Reality is held in Igba Iwa,
the calabash of existence
an unbroken chain of purpose stretching
the way light shimmers through the water
calmness, serenity, sensitivity, insight,
inspiration—a river,
ugwu bu nkwanye nkwanye—respect is reciprocal
maternal grandmother’s lineage was Strong,
traditional culture
from Oxford
no less
Comfortable face
father’s clone
Akara ihu bu obi madu.
(The lines on the face reveal a person’s heart.)
greatest gift a father can give his son
oyi agbara, the caul of the holy spirit
cut the first line from the center of the forehead
down to the chin
full consciousness from birth to earth
so much better
myself so different than he was
don’t belong here or in
the land of the spirits
have eaten peppers all my life
nicknamed me Erusi (spirit)
who never received enough love,
or any of the love for that matter
I will leave a trail of love when I go
This piece is composed solely out of phrases selected randomly from Chris Abani’s (2013) “The Face: Cartography of the Void”—a memoir that is all at once poetic, tragic, and redemptive.

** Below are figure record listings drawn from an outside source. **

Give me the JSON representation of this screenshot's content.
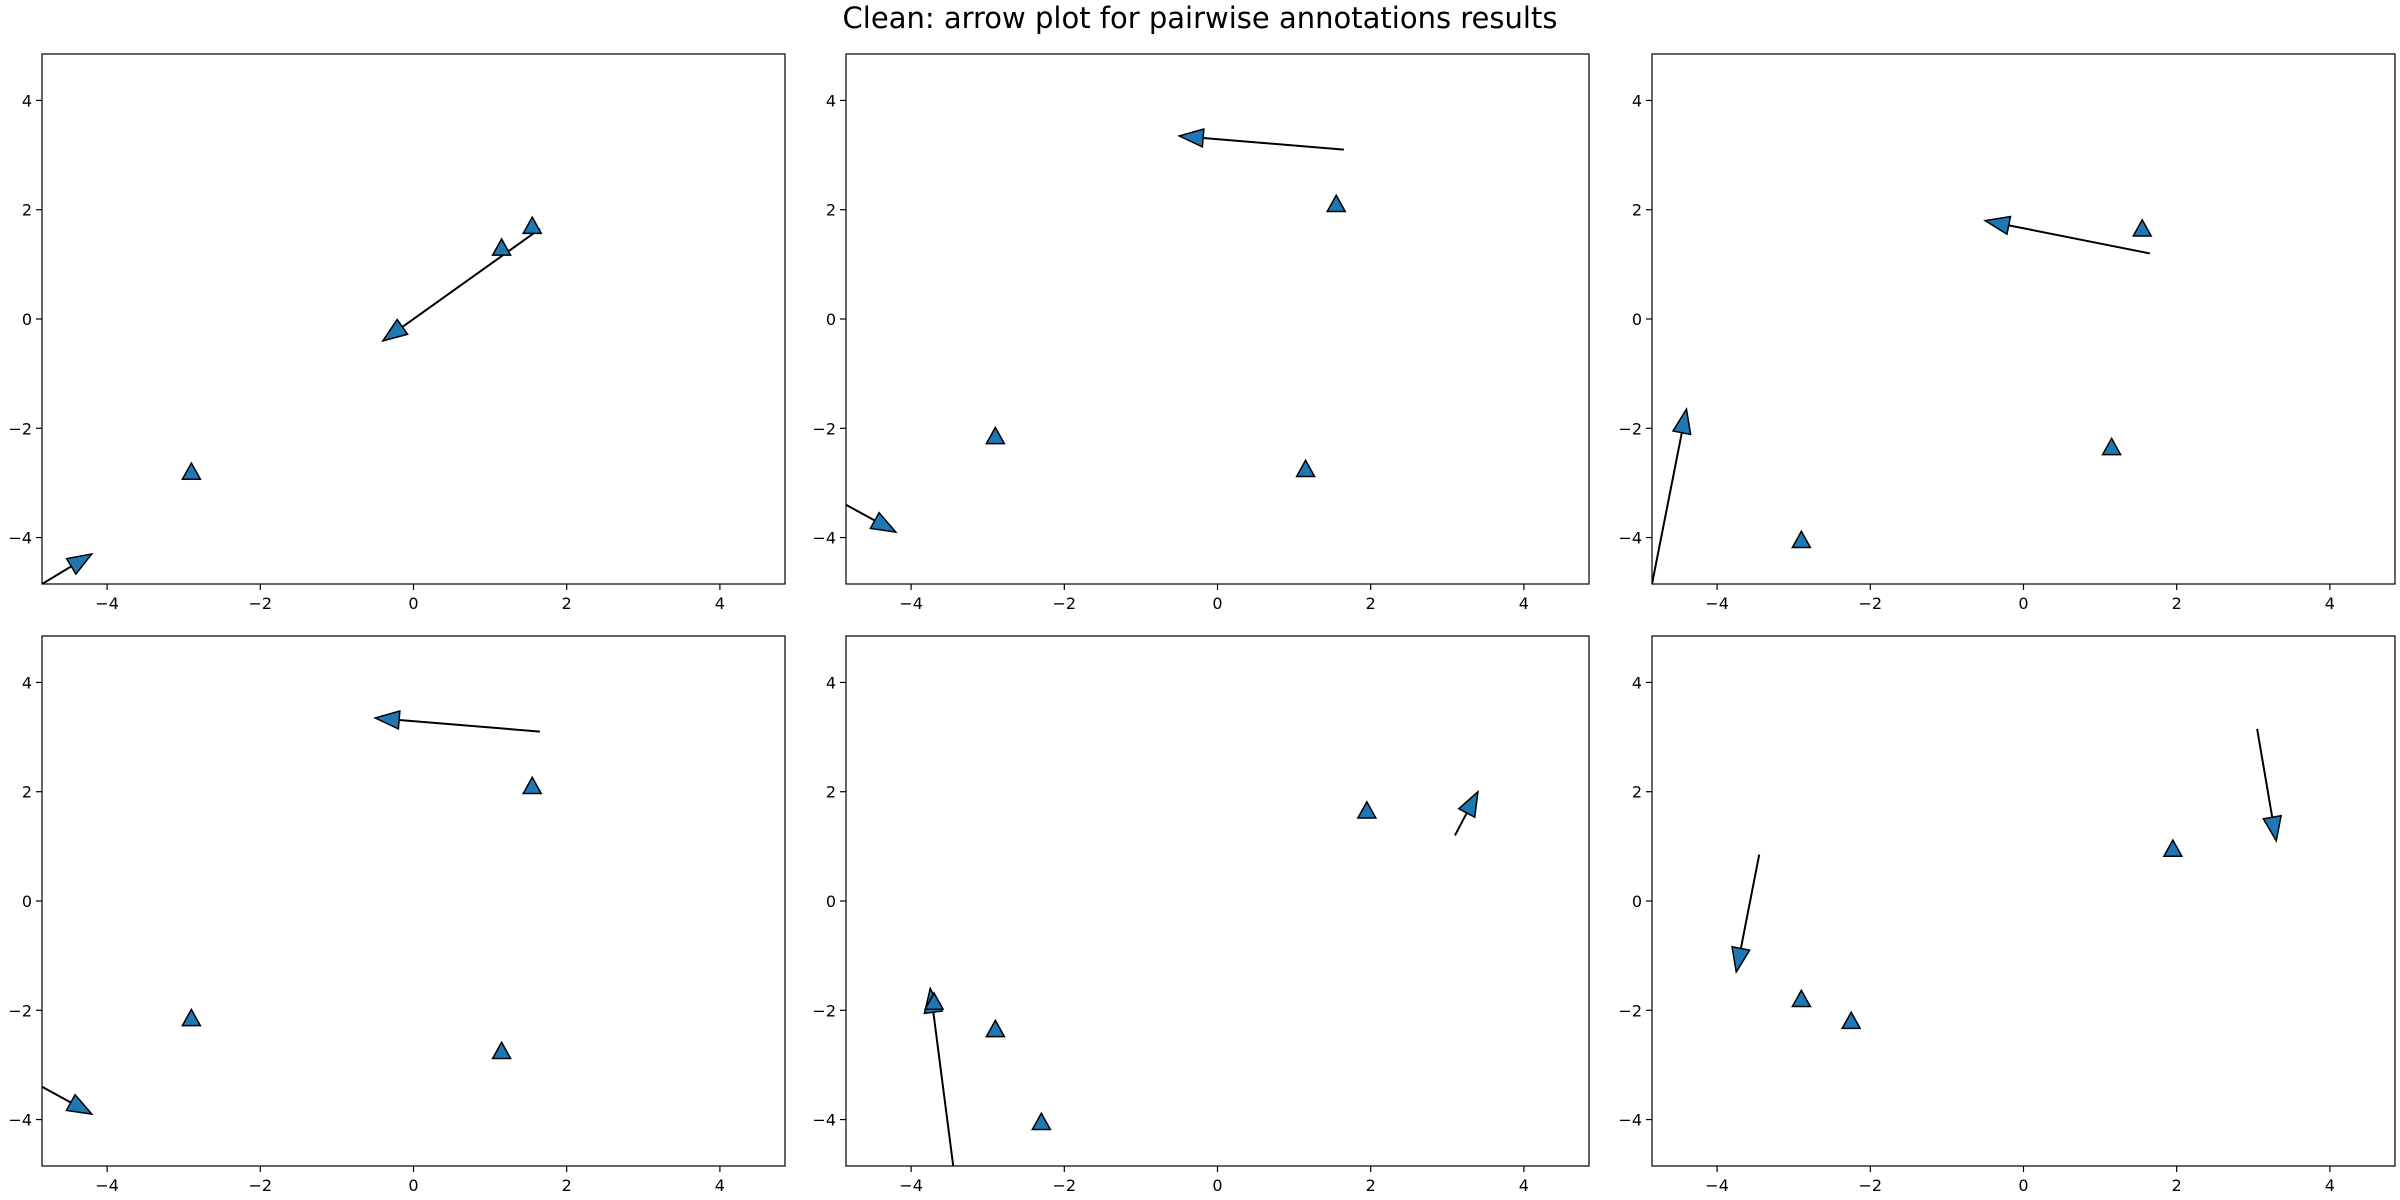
{
  "title": "Clean: arrow plot for pairwise annotations results",
  "chart_data": [
    {
      "type": "scatter",
      "xlim": [
        -4.85,
        4.85
      ],
      "ylim": [
        -4.85,
        4.85
      ],
      "xticks": [
        -4,
        -2,
        0,
        2,
        4
      ],
      "yticks": [
        -4,
        -2,
        0,
        2,
        4
      ],
      "grid": false,
      "marker_color": "#1f77b4",
      "points": [
        {
          "x": 1.15,
          "y": 1.3
        },
        {
          "x": 1.55,
          "y": 1.7
        },
        {
          "x": -2.9,
          "y": -2.8
        }
      ],
      "arrows": [
        {
          "from": [
            1.65,
            1.65
          ],
          "to": [
            -0.4,
            -0.4
          ]
        },
        {
          "from": [
            -4.85,
            -4.85
          ],
          "to": [
            -4.2,
            -4.3
          ]
        }
      ]
    },
    {
      "type": "scatter",
      "xlim": [
        -4.85,
        4.85
      ],
      "ylim": [
        -4.85,
        4.85
      ],
      "xticks": [
        -4,
        -2,
        0,
        2,
        4
      ],
      "yticks": [
        -4,
        -2,
        0,
        2,
        4
      ],
      "grid": false,
      "marker_color": "#1f77b4",
      "points": [
        {
          "x": 1.55,
          "y": 2.1
        },
        {
          "x": -2.9,
          "y": -2.15
        },
        {
          "x": 1.15,
          "y": -2.75
        }
      ],
      "arrows": [
        {
          "from": [
            1.65,
            3.1
          ],
          "to": [
            -0.5,
            3.35
          ]
        },
        {
          "from": [
            -4.85,
            -3.4
          ],
          "to": [
            -4.2,
            -3.9
          ]
        }
      ]
    },
    {
      "type": "scatter",
      "xlim": [
        -4.85,
        4.85
      ],
      "ylim": [
        -4.85,
        4.85
      ],
      "xticks": [
        -4,
        -2,
        0,
        2,
        4
      ],
      "yticks": [
        -4,
        -2,
        0,
        2,
        4
      ],
      "grid": false,
      "marker_color": "#1f77b4",
      "points": [
        {
          "x": 1.55,
          "y": 1.65
        },
        {
          "x": 1.15,
          "y": -2.35
        },
        {
          "x": -2.9,
          "y": -4.05
        }
      ],
      "arrows": [
        {
          "from": [
            1.65,
            1.2
          ],
          "to": [
            -0.5,
            1.8
          ]
        },
        {
          "from": [
            -4.85,
            -4.85
          ],
          "to": [
            -4.4,
            -1.65
          ]
        }
      ]
    },
    {
      "type": "scatter",
      "xlim": [
        -4.85,
        4.85
      ],
      "ylim": [
        -4.85,
        4.85
      ],
      "xticks": [
        -4,
        -2,
        0,
        2,
        4
      ],
      "yticks": [
        -4,
        -2,
        0,
        2,
        4
      ],
      "grid": false,
      "marker_color": "#1f77b4",
      "points": [
        {
          "x": 1.55,
          "y": 2.1
        },
        {
          "x": -2.9,
          "y": -2.15
        },
        {
          "x": 1.15,
          "y": -2.75
        }
      ],
      "arrows": [
        {
          "from": [
            1.65,
            3.1
          ],
          "to": [
            -0.5,
            3.35
          ]
        },
        {
          "from": [
            -4.85,
            -3.4
          ],
          "to": [
            -4.2,
            -3.9
          ]
        }
      ]
    },
    {
      "type": "scatter",
      "xlim": [
        -4.85,
        4.85
      ],
      "ylim": [
        -4.85,
        4.85
      ],
      "xticks": [
        -4,
        -2,
        0,
        2,
        4
      ],
      "yticks": [
        -4,
        -2,
        0,
        2,
        4
      ],
      "grid": false,
      "marker_color": "#1f77b4",
      "points": [
        {
          "x": 1.95,
          "y": 1.65
        },
        {
          "x": -3.7,
          "y": -1.85
        },
        {
          "x": -2.9,
          "y": -2.35
        },
        {
          "x": -2.3,
          "y": -4.05
        }
      ],
      "arrows": [
        {
          "from": [
            3.1,
            1.2
          ],
          "to": [
            3.4,
            2.0
          ]
        },
        {
          "from": [
            -3.45,
            -4.85
          ],
          "to": [
            -3.75,
            -1.6
          ]
        }
      ]
    },
    {
      "type": "scatter",
      "xlim": [
        -4.85,
        4.85
      ],
      "ylim": [
        -4.85,
        4.85
      ],
      "xticks": [
        -4,
        -2,
        0,
        2,
        4
      ],
      "yticks": [
        -4,
        -2,
        0,
        2,
        4
      ],
      "grid": false,
      "marker_color": "#1f77b4",
      "points": [
        {
          "x": 1.95,
          "y": 0.95
        },
        {
          "x": -2.9,
          "y": -1.8
        },
        {
          "x": -2.25,
          "y": -2.2
        }
      ],
      "arrows": [
        {
          "from": [
            3.05,
            3.15
          ],
          "to": [
            3.3,
            1.1
          ]
        },
        {
          "from": [
            -3.45,
            0.85
          ],
          "to": [
            -3.75,
            -1.3
          ]
        }
      ]
    }
  ]
}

This amazing little book is written with much eloquence and great self-knowledge, as Abani tells us about his negotiation of and transformation away from the toxic masculinity of a loving but abusive father—while also finding his own becoming when wedged between two cultures (Abani being both Igbo, Nigerian, and English).
This post is another ad hoc share of a you-must-definitely #ReadIt book borrowed from The Library of Africa and The African Diaspora (LOATAD). I am still here in week 3 of the West African Writers Residency Programme 2022, and loving every minute of it!